Thursday, February 18, 2010

India Shining, the Sequel: can a new slogan save us?


Nandan M. Nilekani, noted Indian IT business man and Chairman of the Unique Identification Authority of India, has determined that we need new new slogans for the new century. The old ones like bijli, sadak, pani (power, roads and water)  and roti, kapada, makaan (food, clothing, shelter) are out of date, he says.

"We have gone from … physical things to abstract things (UID number, bank account, mobile phone)," says Nilekani in remarks that have been widely published this week.  "If we can get everyone to have UID number, if we can get everyone to have bank account and if we can get everyone to have mobile phone, then we are giving them tools of opportunity. With that, they can access services, benefits and their rights."

Don’t get me wrong; new technology and new ways of doing things, can have a real impact in the real world.  Increased access to bank accounts and micro-credit programs is making a difference in many areas.  Some markets, especially those dealing with perishable goods, are operating more efficiently in recent years thanks to mobile phones--there's nothing "abstract" about a reduction in rotting fish, or the increase in income generated when the fellow selling the fish finds his way straight to a village that wants to buy it.  And in a country with so much migrant labour, who can deny the importance of being able to speak with far-away loved ones?  (As for the many advantages of the UID number, someone else will have to explain those to you--I surely can't.)

But when you get right down to it, we can’t change reality by introducing new slogans--even really catchy ones like "UID number, bank account, mobile phone!" And does it really make sense to say our old slogans are out of date? Talk to a Bihari taxi driver about this: sure, he may show off his mobile phone; but more likely than not he’ll also tell you his family in the village gets power for only a few hours a day.  And water? Can we really say it is “passé” to demand clean water in a country where 1250 people die every day from diarrhea?

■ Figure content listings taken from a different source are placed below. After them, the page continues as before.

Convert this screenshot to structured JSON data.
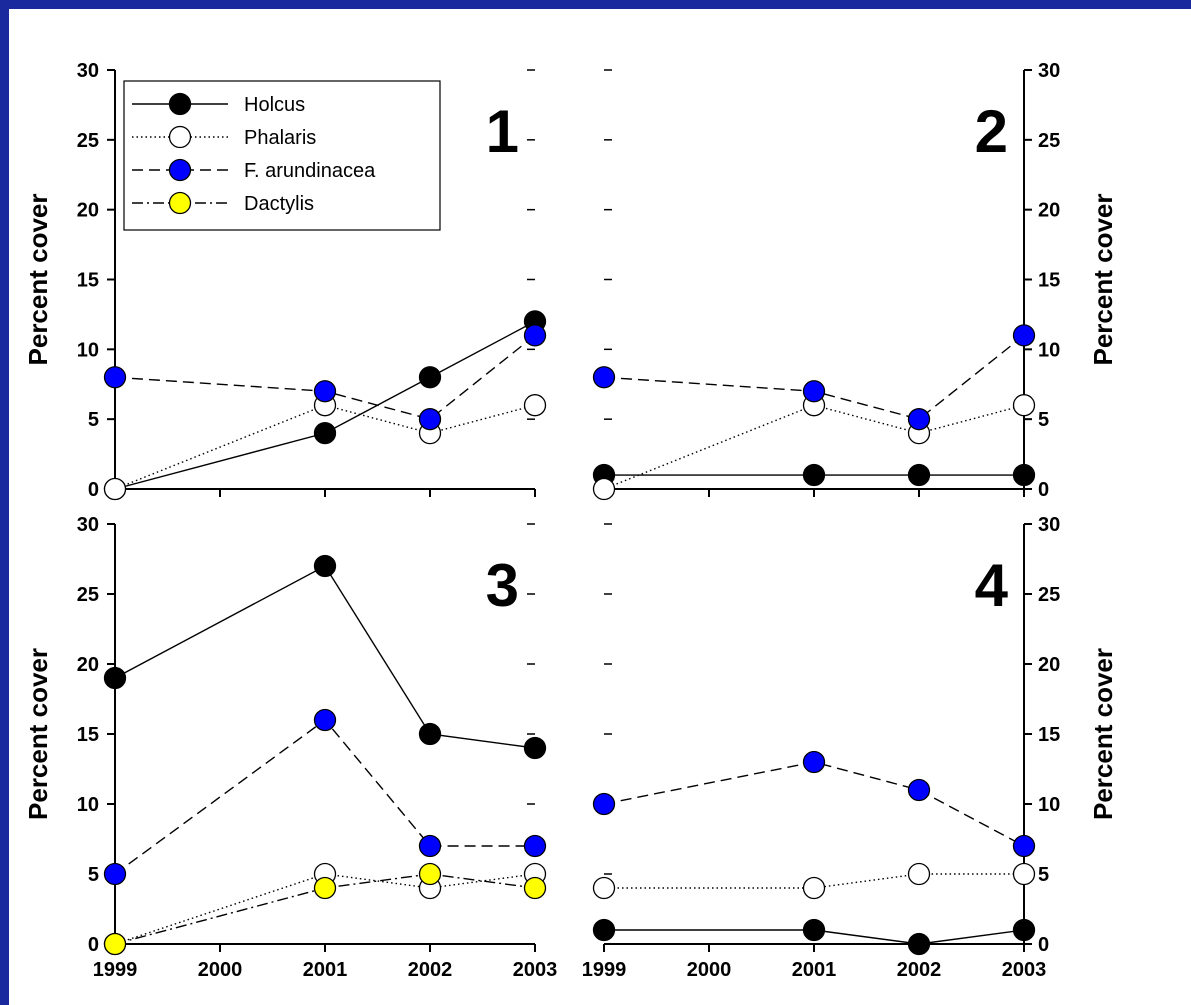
{
  "chart_data": [
    {
      "type": "line",
      "panel_label": "1",
      "ylabel": "Percent cover",
      "x_ticks": [
        "1999",
        "2000",
        "2001",
        "2002",
        "2003"
      ],
      "xlim": [
        1999,
        2003
      ],
      "ylim": [
        0,
        30
      ],
      "y_ticks": [
        0,
        5,
        10,
        15,
        20,
        25,
        30
      ],
      "x_tick_labels_shown": false,
      "y_axis_side": "left",
      "legend": {
        "placement": "top-left",
        "entries": [
          "Holcus",
          "Phalaris",
          "F. arundinacea",
          "Dactylis"
        ]
      },
      "series": [
        {
          "name": "Holcus",
          "x": [
            1999,
            2001,
            2002,
            2003
          ],
          "values": [
            0,
            4,
            8,
            12
          ]
        },
        {
          "name": "Phalaris",
          "x": [
            1999,
            2001,
            2002,
            2003
          ],
          "values": [
            0,
            6,
            4,
            6
          ]
        },
        {
          "name": "F. arundinacea",
          "x": [
            1999,
            2001,
            2002,
            2003
          ],
          "values": [
            8,
            7,
            5,
            11
          ]
        }
      ]
    },
    {
      "type": "line",
      "panel_label": "2",
      "ylabel": "Percent cover",
      "x_ticks": [
        "1999",
        "2000",
        "2001",
        "2002",
        "2003"
      ],
      "xlim": [
        1999,
        2003
      ],
      "ylim": [
        0,
        30
      ],
      "y_ticks": [
        0,
        5,
        10,
        15,
        20,
        25,
        30
      ],
      "x_tick_labels_shown": false,
      "y_axis_side": "right",
      "series": [
        {
          "name": "Holcus",
          "x": [
            1999,
            2001,
            2002,
            2003
          ],
          "values": [
            1,
            1,
            1,
            1
          ]
        },
        {
          "name": "Phalaris",
          "x": [
            1999,
            2001,
            2002,
            2003
          ],
          "values": [
            0,
            6,
            4,
            6
          ]
        },
        {
          "name": "F. arundinacea",
          "x": [
            1999,
            2001,
            2002,
            2003
          ],
          "values": [
            8,
            7,
            5,
            11
          ]
        }
      ]
    },
    {
      "type": "line",
      "panel_label": "3",
      "ylabel": "Percent cover",
      "x_ticks": [
        "1999",
        "2000",
        "2001",
        "2002",
        "2003"
      ],
      "xlim": [
        1999,
        2003
      ],
      "ylim": [
        0,
        30
      ],
      "y_ticks": [
        0,
        5,
        10,
        15,
        20,
        25,
        30
      ],
      "x_tick_labels_shown": true,
      "y_axis_side": "left",
      "series": [
        {
          "name": "Holcus",
          "x": [
            1999,
            2001,
            2002,
            2003
          ],
          "values": [
            19,
            27,
            15,
            14
          ]
        },
        {
          "name": "Phalaris",
          "x": [
            1999,
            2001,
            2002,
            2003
          ],
          "values": [
            0,
            5,
            4,
            5
          ]
        },
        {
          "name": "F. arundinacea",
          "x": [
            1999,
            2001,
            2002,
            2003
          ],
          "values": [
            5,
            16,
            7,
            7
          ]
        },
        {
          "name": "Dactylis",
          "x": [
            1999,
            2001,
            2002,
            2003
          ],
          "values": [
            0,
            4,
            5,
            4
          ]
        }
      ]
    },
    {
      "type": "line",
      "panel_label": "4",
      "ylabel": "Percent cover",
      "x_ticks": [
        "1999",
        "2000",
        "2001",
        "2002",
        "2003"
      ],
      "xlim": [
        1999,
        2003
      ],
      "ylim": [
        0,
        30
      ],
      "y_ticks": [
        0,
        5,
        10,
        15,
        20,
        25,
        30
      ],
      "x_tick_labels_shown": true,
      "y_axis_side": "right",
      "series": [
        {
          "name": "Holcus",
          "x": [
            1999,
            2001,
            2002,
            2003
          ],
          "values": [
            1,
            1,
            0,
            1
          ]
        },
        {
          "name": "Phalaris",
          "x": [
            1999,
            2001,
            2002,
            2003
          ],
          "values": [
            4,
            4,
            5,
            5
          ]
        },
        {
          "name": "F. arundinacea",
          "x": [
            1999,
            2001,
            2002,
            2003
          ],
          "values": [
            10,
            13,
            11,
            7
          ]
        }
      ]
    }
  ],
  "series_styles": {
    "Holcus": {
      "fill": "#000000",
      "dash": "solid"
    },
    "Phalaris": {
      "fill": "#ffffff",
      "dash": "dotted"
    },
    "F. arundinacea": {
      "fill": "#0000ff",
      "dash": "dashed"
    },
    "Dactylis": {
      "fill": "#ffff00",
      "dash": "dash-dot"
    }
  },
  "colors": {
    "frame_border": "#1a2a9e",
    "axis": "#000000",
    "background": "#ffffff"
  }
}
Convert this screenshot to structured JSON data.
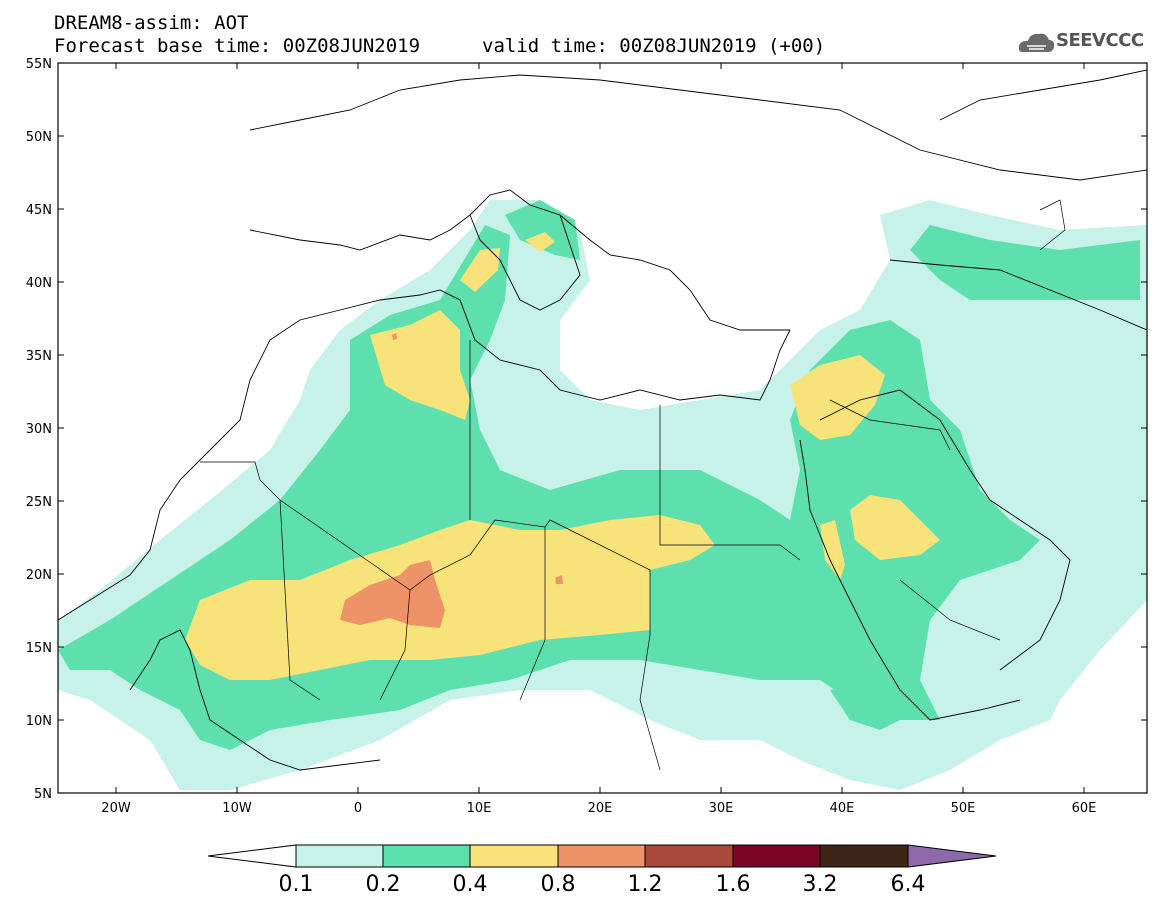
{
  "header": {
    "title": "DREAM8-assim: AOT",
    "base_time": "Forecast base time: 00Z08JUN2019",
    "valid_time": "valid time: 00Z08JUN2019 (+00)",
    "logo_text": "SEEVCCC"
  },
  "map": {
    "lat_labels": [
      "55N",
      "50N",
      "45N",
      "40N",
      "35N",
      "30N",
      "25N",
      "20N",
      "15N",
      "10N",
      "5N"
    ],
    "lon_labels": [
      "20W",
      "10W",
      "0",
      "10E",
      "20E",
      "30E",
      "40E",
      "50E",
      "60E"
    ]
  },
  "legend": {
    "levels": [
      "0.1",
      "0.2",
      "0.4",
      "0.8",
      "1.2",
      "1.6",
      "3.2",
      "6.4"
    ],
    "colors": [
      "#c6f2ea",
      "#5ddfae",
      "#f7e37a",
      "#ee9268",
      "#a9493b",
      "#7c0425",
      "#3e2617",
      "#8f68aa"
    ]
  }
}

Nilekani’s remarks reminded me of a piece that ran  this Sunday in The Hindu.  In it, Sevanti Ninan praised a recent cover story in India Today
In the same week that Binayak Sen talked on television about famine and genocide, India Today came out with a cover story whose cover photo was designed to cock a snook at nay-sayers. Composed like an ad for a mobile phone company, it had turbaned rural gentry with mobiles to their ears, riding in a roofless red limousine against a backdrop of lush green fields. The story's opening sentences proclaimed that “islands of poverty still exist but most of rural India is transformed beyond imagination thanks to a host of factors.” I can almost hear all those human rights activists who regularly post grim stories on Internet mailing lists gag. Whatever happened to the earlier stock stories of farmers' suicides, and the current ones about why Maoists are spreading their tentacles everywhere?
Ninan goes on to address the fact that seventy seven per cent of Indians live on under Rs. 20 a day:
This 77 per cent figure has become a favourite statistic (a variation of it says 77 per cent of India lives below the poverty line) but surely it caricatures even inequity when the discussion does not go beyond that?
Of course it is true that the discussion of this statistic needs to go deeper than it typically does.  And I think it is terribly important to discuss things that are working as well as things that are not; we can learn from our successes as well as from our mistakes.   To be fair, there are places where the India Today piece does a nice job of this.  For instance, they highlight some of the areas where micro-finance programs and the National Rural Employment Guarantee (NREG) scheme are working wonders.

But in being so selective in the kinds of trees it looks at, India Today misses some important things about the forest.  For example, although it concedes that, “The single biggest reason for the kind of money visible in rural India is the skyrocketing price of land,” it does not ask the next obvious question: what does this means for those who have no land?  That’s just one example, but it’s indicative of a larger pattern.

The real problem in this piece is not the positive examples it offers; it is the fact that it urges us, right from its very first sentence, to do something unconscionable: “Forget those images of ravaged villagers, kids with distended bellies and ragged clothes and a future as grim as the cracked, sun-baked earth.”

It would be one thing if those images were just... images.  The problem is, those images are part of the reality lived by millions of rural Indians every day--how can we forget them?  Yes, statistics like 77% of the population living on less than Rs 20 a day and 2,00,000 farmer suicides in 12 years are blunt and depressing.  Far nicer to see photos of farmers in front of Land Rovers and computers.

I’m all for thinking positive.  But as we discussed last week, the ways in which we frame the stories we tell matters. I agree that a variety of perspectives, a variety of frames, is the only way we can hope to understand the complex world we live in…but when someone tries to sell me a frame that hides 77% of the picture, I think it’s time to visit another frame shop.